Anyway, while that was kinda fun to write, it wasn’t really as interesting as I’d hoped. This might just be due to the extreme suckiness of phone cameras. Yesterday I found something much cooler. For a while now I’ve been interested in getting maps on my mobile devices. Google maps, of course, seem the obvious solution. Mobile web browsers aren’t fancy enough yet to support the latest AJAX applications, but I’d want a small-screen-tweaked UI anyway.

Well, MGmaps to the rescue right? It’s a pretty spiffy app. Unfortunately, being in Java it’s kinda sluggish and not readily hackable. I’d like to have it make use of my phone’s 512MB MMC card to keep a disk cache of map tiles. Doing all the browsing over a slow GPRS link with very little cache is hardly fun or useful.

Yesterday I stumbled across a Nokia forum post with a literally 100-line Python app to browse Google Maps online. It has a lot of rough edges- drawing artifacts while it’s loading, I had to hack it a bit to support HTTP proxies, and it has a ‘cache’ which will use an unbounded amount of RAM. But, it makes a great proof-of-concept and a great inspiration. I’d love to write a similar app with better cache management, a more extensible and maintainable architecture, and better responsiveness while downloading images.

If I do go through with writing such an app, I’ll finally be using Python to bring a keyhole-like system to devices you always have handy. I shall call it “pyhole”.

I’ll procrastinate after I pick your browser up off the floor

I’ve been making slow progress on packing today- got all my books boxed up, along with many of my less fragile electro-widgets and such. This type of behaviour leads to procrastination, naturally.

I’ve been running the Deer Park Alpha 2 release of Firefox for a couple days. It does seem to be faster at DHTML, though I don’t have any of the really heavy-duty Javascript I wrote for Destiny M&M handy for benchmarking purposes. The coolest features destined to end up in Firefox 1.1, from my point of view, are SVG support and the “canvas” element.

Canvas is a very misunderstood HTML extension. It’s a new element that Apple invented mostly to make it easier to implement Dashboard. That part of the story is a little silly, and results in a lot of SVG advocacy and a lot of potential users suggesting to Apple places where they might shove their nonstandard hacks.

Well, it turns out that Canvas is indeed a standard- or at least a standard draft.

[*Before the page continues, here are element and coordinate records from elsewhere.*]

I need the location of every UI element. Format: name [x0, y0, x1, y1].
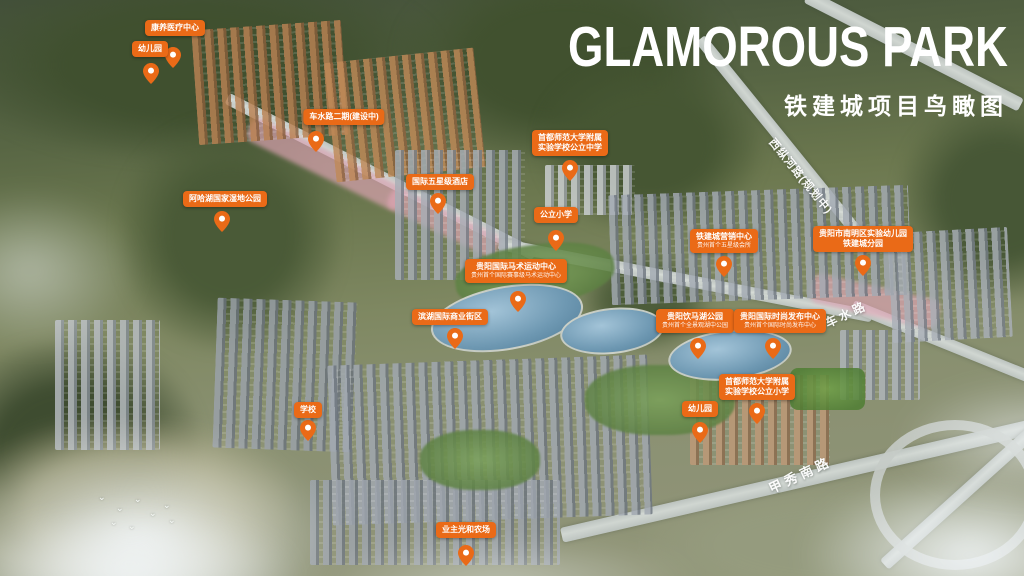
poi-label-text: 康养医疗中心 — [151, 23, 199, 33]
map-pin-icon-guiyang-intl-equestrian-sports-center — [510, 291, 526, 312]
poi-label-health-care-medical-center: 康养医疗中心 — [145, 20, 205, 36]
poi-label-text: 学校 — [300, 405, 316, 415]
poi-label-text: 贵阳饮马湖公园 — [662, 312, 728, 322]
bird-icon: ⌄ — [163, 500, 171, 511]
poi-label-tiejiancheng-marketing-center: 铁建城营销中心贵州首个五星级会所 — [690, 229, 758, 253]
map-pin-icon-international-five-star-hotel — [430, 193, 446, 214]
poi-label-text: 实验学校公立小学 — [725, 387, 789, 397]
map-pin-icon-guiyang-intl-fashion-release-center — [765, 338, 781, 359]
map-pin-icon-cheshui-road-phase-2 — [308, 131, 324, 152]
poi-label-lakeside-intl-commercial-block: 滨湖国际商业街区 — [412, 309, 488, 325]
bird-icon: ⌄ — [110, 517, 118, 528]
map-pin-icon-public-primary-school — [548, 230, 564, 251]
park-green — [420, 430, 540, 490]
poi-label-nanming-experimental-kindergarten-branch: 贵阳市南明区实验幼儿园铁建城分园 — [813, 226, 913, 252]
poi-label-text: 贵阳市南明区实验幼儿园 — [819, 229, 907, 239]
project-title-en: GLAMOROUS PARK — [568, 18, 1008, 76]
poi-label-school-southwest: 学校 — [294, 402, 322, 418]
project-title-cn: 铁建城项目鸟瞰图 — [458, 87, 1008, 121]
map-pin-icon-aha-lake-national-wetland-park — [214, 211, 230, 232]
map-pin-icon-lakeside-intl-commercial-block — [447, 328, 463, 349]
poi-label-text: 阿哈湖国家湿地公园 — [189, 194, 261, 204]
poi-label-public-primary-school: 公立小学 — [534, 207, 578, 223]
map-pin-icon-owners-sunshine-farm — [458, 545, 474, 566]
map-pin-icon-guiyang-yinma-lake-park — [690, 338, 706, 359]
poi-label-text: 实验学校公立中学 — [538, 143, 602, 153]
poi-label-international-five-star-hotel: 国际五星级酒店 — [406, 174, 474, 190]
poi-label-cheshui-road-phase-2: 车水路二期(建设中) — [303, 109, 384, 125]
map-pin-icon-cnu-affiliated-public-middle-school — [562, 160, 578, 181]
poi-label-owners-sunshine-farm: 业主光和农场 — [436, 522, 496, 538]
poi-label-text: 首都师范大学附属 — [725, 377, 789, 387]
poi-label-text: 铁建城分园 — [819, 239, 907, 249]
poi-label-cnu-affiliated-public-middle-school: 首都师范大学附属实验学校公立中学 — [532, 130, 608, 156]
map-pin-icon-tiejiancheng-marketing-center — [716, 256, 732, 277]
sports-field-green — [790, 368, 865, 410]
poi-label-kindergarten-southeast: 幼儿园 — [682, 401, 718, 417]
poi-sublabel-text: 贵州首个五星级会所 — [696, 242, 752, 250]
map-pin-icon-kindergarten-northwest — [143, 63, 159, 84]
bird-icon: ⌄ — [98, 492, 106, 503]
poi-label-text: 幼儿园 — [688, 404, 712, 414]
map-pin-icon-nanming-experimental-kindergarten-branch — [855, 255, 871, 276]
bird-icon: ⌄ — [168, 515, 176, 526]
poi-label-text: 首都师范大学附属 — [538, 133, 602, 143]
poi-label-guiyang-yinma-lake-park: 贵阳饮马湖公园贵州首个全景观湖中公园 — [656, 309, 734, 333]
poi-label-text: 公立小学 — [540, 210, 572, 220]
poi-label-cnu-affiliated-public-primary-school: 首都师范大学附属实验学校公立小学 — [719, 374, 795, 400]
bird-icon: ⌄ — [134, 494, 142, 505]
poi-label-kindergarten-northwest: 幼儿园 — [132, 41, 168, 57]
map-pin-icon-school-southwest — [300, 420, 316, 441]
poi-label-text: 贵阳国际马术运动中心 — [471, 262, 561, 272]
poi-sublabel-text: 贵州首个全景观湖中公园 — [662, 322, 728, 330]
map-pin-icon-kindergarten-southeast — [692, 422, 708, 443]
poi-label-text: 贵阳国际时尚发布中心 — [740, 312, 820, 322]
poi-label-guiyang-intl-fashion-release-center: 贵阳国际时尚发布中心贵州首个国际时尚发布中心 — [734, 309, 826, 333]
title-block: GLAMOROUS PARK 铁建城项目鸟瞰图 — [458, 18, 1008, 121]
poi-label-guiyang-intl-equestrian-sports-center: 贵阳国际马术运动中心贵州首个国际赛事级马术运动中心 — [465, 259, 567, 283]
poi-label-text: 幼儿园 — [138, 44, 162, 54]
poi-label-text: 国际五星级酒店 — [412, 177, 468, 187]
poi-label-text: 车水路二期(建设中) — [309, 112, 378, 122]
map-pin-icon-cnu-affiliated-public-primary-school — [749, 403, 765, 424]
bird-icon: ⌄ — [116, 503, 124, 514]
poi-label-aha-lake-national-wetland-park: 阿哈湖国家湿地公园 — [183, 191, 267, 207]
poi-label-text: 业主光和农场 — [442, 525, 490, 535]
poi-sublabel-text: 贵州首个国际时尚发布中心 — [740, 322, 820, 330]
bird-icon: ⌄ — [149, 508, 157, 519]
aerial-masterplan-render: ⌄ ⌄ ⌄ ⌄ ⌄ ⌄ ⌄ ⌄ GLAMOROUS PARK 铁建城项目鸟瞰图 … — [0, 0, 1024, 576]
poi-label-text: 铁建城营销中心 — [696, 232, 752, 242]
poi-label-text: 滨湖国际商业街区 — [418, 312, 482, 322]
bird-icon: ⌄ — [128, 521, 136, 532]
poi-sublabel-text: 贵州首个国际赛事级马术运动中心 — [471, 272, 561, 280]
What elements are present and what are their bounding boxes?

Furthermore, it’s been implemented by the Gecko team, and happily runs in Deer Park. If you read the API, you notice that Canvas and SVG are really solutions to two completely different problems. SVG is a very complicated and very featureful scene graph built on XML, whereas Canvas looks more like a minimal vector drawing and raster compositing library for JavaScript. Canvas uses a simple immediate-mode interface for rendering to a bitmap, which makes it ideal for games or special effects, or for client-side image manipulation applications.

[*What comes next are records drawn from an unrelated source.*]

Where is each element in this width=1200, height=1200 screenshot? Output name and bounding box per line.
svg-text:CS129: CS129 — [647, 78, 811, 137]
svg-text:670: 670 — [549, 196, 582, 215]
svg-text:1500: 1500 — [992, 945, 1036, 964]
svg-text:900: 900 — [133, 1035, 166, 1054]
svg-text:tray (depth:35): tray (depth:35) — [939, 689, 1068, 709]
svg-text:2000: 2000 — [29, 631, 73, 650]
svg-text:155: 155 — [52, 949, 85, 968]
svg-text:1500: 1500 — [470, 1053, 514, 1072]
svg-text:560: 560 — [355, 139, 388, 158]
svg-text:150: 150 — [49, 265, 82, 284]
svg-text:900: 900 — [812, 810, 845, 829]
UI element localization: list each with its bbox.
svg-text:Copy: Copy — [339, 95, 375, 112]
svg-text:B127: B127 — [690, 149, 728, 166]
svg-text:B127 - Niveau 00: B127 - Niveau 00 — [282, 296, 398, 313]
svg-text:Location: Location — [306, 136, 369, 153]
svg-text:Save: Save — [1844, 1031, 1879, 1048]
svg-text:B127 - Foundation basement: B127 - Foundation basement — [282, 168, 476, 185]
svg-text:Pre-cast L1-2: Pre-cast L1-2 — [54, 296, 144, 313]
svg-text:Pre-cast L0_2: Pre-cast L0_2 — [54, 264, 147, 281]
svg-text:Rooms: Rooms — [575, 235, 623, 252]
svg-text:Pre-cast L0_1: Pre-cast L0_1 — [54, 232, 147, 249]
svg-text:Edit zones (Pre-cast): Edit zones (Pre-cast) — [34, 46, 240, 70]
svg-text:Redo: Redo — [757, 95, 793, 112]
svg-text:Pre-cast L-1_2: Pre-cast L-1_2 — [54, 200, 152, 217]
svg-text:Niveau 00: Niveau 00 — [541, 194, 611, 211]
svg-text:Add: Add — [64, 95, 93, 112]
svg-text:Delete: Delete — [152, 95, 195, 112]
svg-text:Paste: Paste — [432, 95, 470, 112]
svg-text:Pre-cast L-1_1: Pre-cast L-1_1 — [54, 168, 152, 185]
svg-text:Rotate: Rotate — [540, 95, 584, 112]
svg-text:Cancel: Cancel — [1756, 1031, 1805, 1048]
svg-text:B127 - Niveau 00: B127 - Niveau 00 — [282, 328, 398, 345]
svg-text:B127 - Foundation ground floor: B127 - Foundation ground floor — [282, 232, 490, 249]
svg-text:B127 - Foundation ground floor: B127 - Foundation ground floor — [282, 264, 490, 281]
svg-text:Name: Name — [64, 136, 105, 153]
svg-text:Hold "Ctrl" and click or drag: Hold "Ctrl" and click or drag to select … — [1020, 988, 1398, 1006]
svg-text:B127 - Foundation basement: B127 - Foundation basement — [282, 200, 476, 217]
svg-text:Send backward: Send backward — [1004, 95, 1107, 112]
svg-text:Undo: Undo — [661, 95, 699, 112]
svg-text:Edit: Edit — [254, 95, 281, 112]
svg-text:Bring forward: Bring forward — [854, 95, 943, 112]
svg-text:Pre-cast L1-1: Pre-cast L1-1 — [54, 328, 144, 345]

Canvas is so cool I had to abuse it. A while back I tried to render the Peter de Jong map in Javascript, basically making a very slow and crippled but very portable version of Fyre. Anything scene-graph-like, such as your usual DHTML tactics, would be disgustingly slow and memory-intensive. I ended up using Pnglets, a Javascript library that encodes PNG images entirely client-side. This worked, but was only slightly less disgustingly slow.

Anyway, the result of porting this little demo to Canvas was pretty neat. It’s still no speed demon, but it’s very impressive compared to the Pnglets version. It’s fast enough to be somewhat interactive, and it has at least basic compositing of the variety that Fyre had before we discovered histogram rendering. If you have Deer Park, Firefox 1.1, or a recent version of Safari you should be able to run the demo yourself.